La Norvège promet 300 millions de dollars pour les énergies renouvelables

Publié le par ethiopianadventures

Par Sandra BESSON

In Actualités News Environnement, Le 19 janvier 2012

La Norvège dépensera 300 millions de dollars par an pour trouver des manières d’aider une partie des individus les plus pauvres du monde à avoir un meilleur accès à l’énergie et pour développer un nouveau système visant à limiter les émissions de la production énergétique mondiale, d’après ce qu’a déclaré un responsable du Ministère des Affaires Etrangères du pays mercredi.

La Norvège espère lancer un plan d’ici le mois de Juin, qui engagera plusieurs Etats riches à donner de leur argent à neuf pays pauvres pour investir dans de nouvelles centrales électriques plus efficientes en énergie. Le gouvernement espère que ce modèle sera utilisé comme un exemple mondial pour attirer l’argent du secteur privé par le biais d’un nouveau type de marché au dioxyde de carbone (CO2).

Le Partenariat Energy + engagera la Norvège, la Grande-Bretagne, la France, le Danemark, la Suisse, les Pays-Bas et la Corée du Sud à donner de l’argent au Bhutan, à l’Ethiopie, au Kenya, au Libéria, aux Maldives, au Maroc, au Népal, au Sénégal et à la Tanzanie.
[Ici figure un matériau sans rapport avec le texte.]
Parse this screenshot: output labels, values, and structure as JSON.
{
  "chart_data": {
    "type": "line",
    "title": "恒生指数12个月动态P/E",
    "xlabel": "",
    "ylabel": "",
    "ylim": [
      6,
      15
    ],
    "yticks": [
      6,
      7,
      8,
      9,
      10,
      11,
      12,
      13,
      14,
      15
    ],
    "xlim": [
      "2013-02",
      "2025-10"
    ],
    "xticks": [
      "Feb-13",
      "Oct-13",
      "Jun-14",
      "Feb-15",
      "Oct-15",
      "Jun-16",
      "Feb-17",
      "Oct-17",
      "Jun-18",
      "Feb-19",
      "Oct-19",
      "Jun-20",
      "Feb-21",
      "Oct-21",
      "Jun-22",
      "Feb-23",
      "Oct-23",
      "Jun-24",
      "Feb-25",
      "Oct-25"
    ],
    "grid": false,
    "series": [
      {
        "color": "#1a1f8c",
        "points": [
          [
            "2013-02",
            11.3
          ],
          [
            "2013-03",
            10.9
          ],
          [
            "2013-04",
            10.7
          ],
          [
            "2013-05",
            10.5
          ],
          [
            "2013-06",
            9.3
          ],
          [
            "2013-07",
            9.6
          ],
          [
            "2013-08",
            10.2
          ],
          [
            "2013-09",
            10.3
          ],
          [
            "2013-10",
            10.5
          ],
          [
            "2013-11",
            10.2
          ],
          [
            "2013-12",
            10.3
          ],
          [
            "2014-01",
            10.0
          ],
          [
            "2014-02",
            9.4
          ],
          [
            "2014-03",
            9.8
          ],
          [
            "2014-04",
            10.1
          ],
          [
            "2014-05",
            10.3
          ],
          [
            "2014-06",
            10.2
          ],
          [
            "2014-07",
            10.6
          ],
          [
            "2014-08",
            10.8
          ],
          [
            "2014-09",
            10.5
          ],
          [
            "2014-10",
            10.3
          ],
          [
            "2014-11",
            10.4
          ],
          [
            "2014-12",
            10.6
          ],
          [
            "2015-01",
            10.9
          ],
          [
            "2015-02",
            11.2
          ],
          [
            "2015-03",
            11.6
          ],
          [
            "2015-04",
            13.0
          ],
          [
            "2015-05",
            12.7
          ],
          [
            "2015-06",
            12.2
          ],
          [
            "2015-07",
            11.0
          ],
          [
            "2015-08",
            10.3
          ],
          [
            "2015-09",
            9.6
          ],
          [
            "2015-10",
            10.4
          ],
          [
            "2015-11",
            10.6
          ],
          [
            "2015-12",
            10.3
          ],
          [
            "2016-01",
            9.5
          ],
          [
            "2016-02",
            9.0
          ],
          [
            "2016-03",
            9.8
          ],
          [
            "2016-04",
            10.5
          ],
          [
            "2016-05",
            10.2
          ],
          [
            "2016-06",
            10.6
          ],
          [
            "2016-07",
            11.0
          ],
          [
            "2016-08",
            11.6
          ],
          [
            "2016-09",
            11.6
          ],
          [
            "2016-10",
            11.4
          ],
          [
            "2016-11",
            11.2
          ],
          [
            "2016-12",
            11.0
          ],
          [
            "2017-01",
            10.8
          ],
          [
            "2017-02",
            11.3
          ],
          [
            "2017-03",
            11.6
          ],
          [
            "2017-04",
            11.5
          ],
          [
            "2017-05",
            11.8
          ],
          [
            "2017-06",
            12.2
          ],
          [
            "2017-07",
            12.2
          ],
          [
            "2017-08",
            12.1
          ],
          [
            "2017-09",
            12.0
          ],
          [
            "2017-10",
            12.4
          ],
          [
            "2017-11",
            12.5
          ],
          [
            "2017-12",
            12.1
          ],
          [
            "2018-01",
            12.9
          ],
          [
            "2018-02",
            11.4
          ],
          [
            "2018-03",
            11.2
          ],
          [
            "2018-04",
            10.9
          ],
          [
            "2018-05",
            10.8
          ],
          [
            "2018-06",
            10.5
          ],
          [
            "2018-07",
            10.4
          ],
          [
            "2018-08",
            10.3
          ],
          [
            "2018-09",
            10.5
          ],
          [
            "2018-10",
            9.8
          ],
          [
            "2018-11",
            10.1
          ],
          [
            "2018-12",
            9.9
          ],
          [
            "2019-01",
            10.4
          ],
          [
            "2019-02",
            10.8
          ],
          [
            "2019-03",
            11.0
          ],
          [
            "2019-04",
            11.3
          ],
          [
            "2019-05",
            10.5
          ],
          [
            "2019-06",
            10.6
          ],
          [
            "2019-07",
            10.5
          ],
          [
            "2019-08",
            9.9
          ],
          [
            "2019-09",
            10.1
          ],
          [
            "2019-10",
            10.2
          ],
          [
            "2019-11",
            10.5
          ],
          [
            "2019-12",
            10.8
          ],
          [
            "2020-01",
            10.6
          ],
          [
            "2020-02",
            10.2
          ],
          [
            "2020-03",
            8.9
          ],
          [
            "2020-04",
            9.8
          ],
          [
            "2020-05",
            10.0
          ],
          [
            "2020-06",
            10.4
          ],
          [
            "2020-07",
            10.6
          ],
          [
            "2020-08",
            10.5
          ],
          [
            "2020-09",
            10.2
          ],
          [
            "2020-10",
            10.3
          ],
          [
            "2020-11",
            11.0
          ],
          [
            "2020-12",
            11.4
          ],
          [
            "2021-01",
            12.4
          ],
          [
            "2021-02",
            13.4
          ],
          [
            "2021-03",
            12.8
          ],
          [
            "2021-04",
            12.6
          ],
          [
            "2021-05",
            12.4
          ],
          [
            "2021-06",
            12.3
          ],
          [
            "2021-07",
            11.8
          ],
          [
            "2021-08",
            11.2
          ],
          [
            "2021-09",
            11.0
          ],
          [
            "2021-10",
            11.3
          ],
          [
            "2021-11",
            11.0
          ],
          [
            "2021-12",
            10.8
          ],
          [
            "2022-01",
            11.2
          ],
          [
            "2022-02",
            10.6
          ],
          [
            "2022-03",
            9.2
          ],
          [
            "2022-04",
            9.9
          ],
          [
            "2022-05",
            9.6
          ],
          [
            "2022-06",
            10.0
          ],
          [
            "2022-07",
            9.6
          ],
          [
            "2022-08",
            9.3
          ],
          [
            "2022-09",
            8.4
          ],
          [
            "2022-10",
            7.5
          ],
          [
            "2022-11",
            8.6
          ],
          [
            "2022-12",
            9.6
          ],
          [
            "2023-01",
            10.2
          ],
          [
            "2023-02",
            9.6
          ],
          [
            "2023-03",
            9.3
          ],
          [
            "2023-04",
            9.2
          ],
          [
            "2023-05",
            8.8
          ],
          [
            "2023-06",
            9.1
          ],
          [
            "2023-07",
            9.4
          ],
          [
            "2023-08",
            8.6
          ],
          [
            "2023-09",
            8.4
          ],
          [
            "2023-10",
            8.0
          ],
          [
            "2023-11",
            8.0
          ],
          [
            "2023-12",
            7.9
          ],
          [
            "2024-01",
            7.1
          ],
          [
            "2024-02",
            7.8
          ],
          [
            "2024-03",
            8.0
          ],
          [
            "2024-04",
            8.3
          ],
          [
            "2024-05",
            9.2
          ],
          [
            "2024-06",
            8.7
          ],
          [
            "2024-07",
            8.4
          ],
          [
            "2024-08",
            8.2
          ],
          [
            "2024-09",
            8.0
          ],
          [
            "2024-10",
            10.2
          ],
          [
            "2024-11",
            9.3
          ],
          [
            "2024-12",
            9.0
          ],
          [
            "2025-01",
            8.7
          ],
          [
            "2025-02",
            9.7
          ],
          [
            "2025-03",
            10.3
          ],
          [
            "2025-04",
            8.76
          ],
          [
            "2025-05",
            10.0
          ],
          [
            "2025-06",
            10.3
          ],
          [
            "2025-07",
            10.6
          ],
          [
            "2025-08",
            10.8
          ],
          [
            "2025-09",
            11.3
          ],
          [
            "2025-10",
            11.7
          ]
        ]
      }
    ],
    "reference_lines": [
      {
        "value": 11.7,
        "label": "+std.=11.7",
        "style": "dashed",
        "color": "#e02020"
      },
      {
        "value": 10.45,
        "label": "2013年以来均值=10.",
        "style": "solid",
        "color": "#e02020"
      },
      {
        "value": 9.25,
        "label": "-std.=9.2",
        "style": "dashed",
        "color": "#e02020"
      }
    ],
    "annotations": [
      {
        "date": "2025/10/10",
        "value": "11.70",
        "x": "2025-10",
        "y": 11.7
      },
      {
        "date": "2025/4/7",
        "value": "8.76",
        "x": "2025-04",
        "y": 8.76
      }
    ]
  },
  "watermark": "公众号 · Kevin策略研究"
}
La somme d’argent attribuée dépendra des preuves que pourront donner les pays destinataires du fait qu’ils augmentent bien l’accès de leur population à l’énergie tout en réduisant leurs émissions de gaz à effet de serre.

La Norvège a déjà commencé à travailler avec l’Ethiopie et les Maldives, et en Février, elle rencontrera les responsables du Kenya et du Libéria, d’après Terje Kronen, un responsable du Ministère des Affaires Etrangères de la Norvège.

« Nous étudions également si l’Inde et l’Afrique du Sud peuvent être inclus aux pays receveurs » a-t-il déclaré.

Le Partenariat Energy + devrait être lancé lors du sommet Rio+20 en Juin, lorsque les leaders du monde entier discuteront des mesures mondiales pour fournir un accès universel à l’énergie – un objectif qui coûtera au moins 48 milliards de dollars par an d’après l’Agence Internationale de l’Energie.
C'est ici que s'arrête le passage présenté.